A Mixed Bag
Today had some ups and downs. First thing this morning, I made a third attempt at making my camera shake when the player takes damage, but again with no success. 0 for 3. Ugh. I had been having trouble calling my previous camera shake scripts from the correct areas, so I tried a powerful free Unity tool I discovered through a google search called Cinemachine. Right off the bat, as soon as I created a new virtual camera, all but the anchored UI elements of my game went to a black screen. I didn’t take too much time trying to figure out why, before deciding that I needed to move on for now. I had taken enough time trying to get this camera shaking.
I decided to try implementing a health powerup into the game. I didn’t see any health powerup assets provided for us in my GameDev folder, so I took the opportunity to make a custom powerup icon, with a matching glowing blue aura animation. It felt good to be back in my comfort zone (Photoshop) for a short period of time. Upon returning to Unity I hit a snag. When importing my new custom PNGs, I noticed the background transparency was not showing, and it really made the icon look terrible. Being our other assets were pre-made, I didn’t have the needed experience converting a PNG (texture) to a useable sprite. I received some immediate help from one of our Unity/Art Gurus. I was shown that in the inspector when viewing my imported PNGs, I needed to change the texture type from “Default” to “Sprite (2D and UI)”, and apply. Just like that, my health powerup is looking exactly how I had hoped, with a beautifully transparent background. (Thanks for the help!)
The first part of the health powerup implementation was pretty simple. I already had a working powerup script to attach, giving it the same downward moving behavior and spawn rate as the other three previous powerups. All I had to do was add it into my powerup array in the code and update the inspector accordingly. Well, that’s almost all I had to do. Of course I get an error upon collecting my health powerup basically reminding me, “Hey guy! What do I do?!?”

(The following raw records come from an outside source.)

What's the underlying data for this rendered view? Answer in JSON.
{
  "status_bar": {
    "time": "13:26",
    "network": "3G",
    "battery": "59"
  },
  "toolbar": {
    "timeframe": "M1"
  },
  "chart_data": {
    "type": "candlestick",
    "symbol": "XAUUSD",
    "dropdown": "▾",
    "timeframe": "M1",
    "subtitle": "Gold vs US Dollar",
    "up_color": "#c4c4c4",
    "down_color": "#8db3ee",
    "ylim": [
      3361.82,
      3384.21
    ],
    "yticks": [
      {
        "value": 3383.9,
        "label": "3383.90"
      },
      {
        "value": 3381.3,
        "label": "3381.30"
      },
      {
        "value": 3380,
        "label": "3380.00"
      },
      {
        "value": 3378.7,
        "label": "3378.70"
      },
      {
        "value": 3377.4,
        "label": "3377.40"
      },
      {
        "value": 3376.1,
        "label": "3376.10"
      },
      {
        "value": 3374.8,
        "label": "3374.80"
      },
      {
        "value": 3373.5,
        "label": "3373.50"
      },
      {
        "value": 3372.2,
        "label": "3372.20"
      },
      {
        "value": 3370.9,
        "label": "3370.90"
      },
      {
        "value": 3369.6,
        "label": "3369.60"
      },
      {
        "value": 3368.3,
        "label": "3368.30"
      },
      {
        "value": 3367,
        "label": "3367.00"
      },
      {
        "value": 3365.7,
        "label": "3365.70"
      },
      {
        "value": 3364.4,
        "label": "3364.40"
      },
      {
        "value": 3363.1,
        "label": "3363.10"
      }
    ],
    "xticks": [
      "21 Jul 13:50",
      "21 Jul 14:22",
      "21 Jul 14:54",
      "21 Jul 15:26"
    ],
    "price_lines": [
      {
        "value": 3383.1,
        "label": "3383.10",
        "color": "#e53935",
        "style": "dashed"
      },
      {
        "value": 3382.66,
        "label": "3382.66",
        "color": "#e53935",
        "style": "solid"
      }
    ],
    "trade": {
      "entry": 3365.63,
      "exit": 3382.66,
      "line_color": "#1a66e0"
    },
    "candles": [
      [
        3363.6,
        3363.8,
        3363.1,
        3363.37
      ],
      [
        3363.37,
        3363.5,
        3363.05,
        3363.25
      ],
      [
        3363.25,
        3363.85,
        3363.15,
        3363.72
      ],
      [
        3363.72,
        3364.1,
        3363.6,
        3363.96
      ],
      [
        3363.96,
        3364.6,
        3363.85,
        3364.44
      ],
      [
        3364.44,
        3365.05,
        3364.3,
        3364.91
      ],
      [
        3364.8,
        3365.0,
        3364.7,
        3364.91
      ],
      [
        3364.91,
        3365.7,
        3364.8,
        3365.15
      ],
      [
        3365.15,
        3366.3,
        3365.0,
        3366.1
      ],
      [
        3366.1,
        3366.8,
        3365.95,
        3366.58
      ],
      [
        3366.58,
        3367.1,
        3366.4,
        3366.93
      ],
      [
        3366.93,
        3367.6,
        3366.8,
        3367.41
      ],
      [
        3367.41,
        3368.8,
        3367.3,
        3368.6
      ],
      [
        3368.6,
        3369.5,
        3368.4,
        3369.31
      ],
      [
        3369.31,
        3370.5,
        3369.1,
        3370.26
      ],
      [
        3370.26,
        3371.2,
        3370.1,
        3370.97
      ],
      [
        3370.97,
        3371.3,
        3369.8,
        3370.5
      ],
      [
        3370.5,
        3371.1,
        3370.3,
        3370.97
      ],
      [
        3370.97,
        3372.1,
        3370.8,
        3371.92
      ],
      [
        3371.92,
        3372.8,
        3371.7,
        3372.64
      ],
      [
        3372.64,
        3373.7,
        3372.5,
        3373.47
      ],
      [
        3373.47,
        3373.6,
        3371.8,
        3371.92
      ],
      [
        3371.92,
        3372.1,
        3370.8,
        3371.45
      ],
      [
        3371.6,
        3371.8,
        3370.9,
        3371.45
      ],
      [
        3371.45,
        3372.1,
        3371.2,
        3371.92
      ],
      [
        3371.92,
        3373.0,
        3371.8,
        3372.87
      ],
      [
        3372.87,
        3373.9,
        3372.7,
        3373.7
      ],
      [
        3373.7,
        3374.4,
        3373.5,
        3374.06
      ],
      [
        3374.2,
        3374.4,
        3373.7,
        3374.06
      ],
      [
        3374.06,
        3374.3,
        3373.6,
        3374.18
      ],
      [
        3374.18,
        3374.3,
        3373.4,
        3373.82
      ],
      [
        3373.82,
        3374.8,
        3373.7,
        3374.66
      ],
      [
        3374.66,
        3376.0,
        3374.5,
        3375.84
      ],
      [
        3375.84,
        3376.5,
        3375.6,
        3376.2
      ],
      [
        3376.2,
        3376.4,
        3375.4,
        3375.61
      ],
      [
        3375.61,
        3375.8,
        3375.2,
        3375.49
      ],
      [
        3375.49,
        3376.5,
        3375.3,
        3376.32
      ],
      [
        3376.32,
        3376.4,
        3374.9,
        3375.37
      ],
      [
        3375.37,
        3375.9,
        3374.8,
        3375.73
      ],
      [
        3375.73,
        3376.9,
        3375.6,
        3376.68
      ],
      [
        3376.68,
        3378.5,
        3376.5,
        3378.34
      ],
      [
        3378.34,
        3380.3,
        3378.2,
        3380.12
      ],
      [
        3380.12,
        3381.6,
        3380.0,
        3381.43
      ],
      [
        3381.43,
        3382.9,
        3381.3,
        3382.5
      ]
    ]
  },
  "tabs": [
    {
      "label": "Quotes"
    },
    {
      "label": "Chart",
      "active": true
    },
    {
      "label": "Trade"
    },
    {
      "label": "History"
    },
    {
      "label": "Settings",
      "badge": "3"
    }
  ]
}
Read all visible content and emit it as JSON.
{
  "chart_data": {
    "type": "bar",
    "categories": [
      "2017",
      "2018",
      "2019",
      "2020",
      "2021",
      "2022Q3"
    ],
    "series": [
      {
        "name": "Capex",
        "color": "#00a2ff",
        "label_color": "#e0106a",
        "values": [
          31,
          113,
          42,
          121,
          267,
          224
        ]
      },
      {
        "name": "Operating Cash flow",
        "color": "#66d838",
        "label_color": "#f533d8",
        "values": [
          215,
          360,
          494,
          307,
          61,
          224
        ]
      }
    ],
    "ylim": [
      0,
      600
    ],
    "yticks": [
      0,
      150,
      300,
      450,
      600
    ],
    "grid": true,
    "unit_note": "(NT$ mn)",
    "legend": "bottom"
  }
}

I took some time to look over my player code, especially concerning the damage method, being I want to do just that, only the opposite. So, that’s what I did. I created a “Heal” method, and added a basic line of code to say “_lives = _lives +1” if the powerup is collected. It works like charm, only adding a conditional to keep me from amassing more than the starting three lives. Now I just need to get my new heal ability to play nice with my UI manager.
After a missed attempt at adjusting my visual player damage elements to update correctly with my new health powerup, I stubbornly returned to the camera shake challenge. This time my perseverance paid off. Some online research told me that when applying my first virtual camera with Cinemachine, that I might need to reposition my Z axis. It’s a 2D camera so it didn’t occur to me to double check the Z! That was the camera view fix. I was zoomed so far out of my scene, that all I saw was the black background. Ok, after getting my new virtual cam into position, it was back to the shaking. I did still need to research and implement a good working shake code for my camera that interacts with the Cinemashake functionality. During this process I noticed something that probably could have fixed my previous fails…making the shake function static so it can be called from anywhere. Cool! I headed back into my damage method, figuring that’s where I want to trigger the shake, and call it with CinemachineShake.Instance.ShakeCamera(5f, 0.1f); save, and play the game praying that the camera finally shakes when the player is it, and it does!
Well, as exciting as that progress was, some of my road blocks reminded me that I do need to get back into the C# survival guide, as that will help me from feeling like I am often trying to ram my way clunkily through these framework challenges. Tomorrow is another day, and I am excited to try and push forward with these new tasks.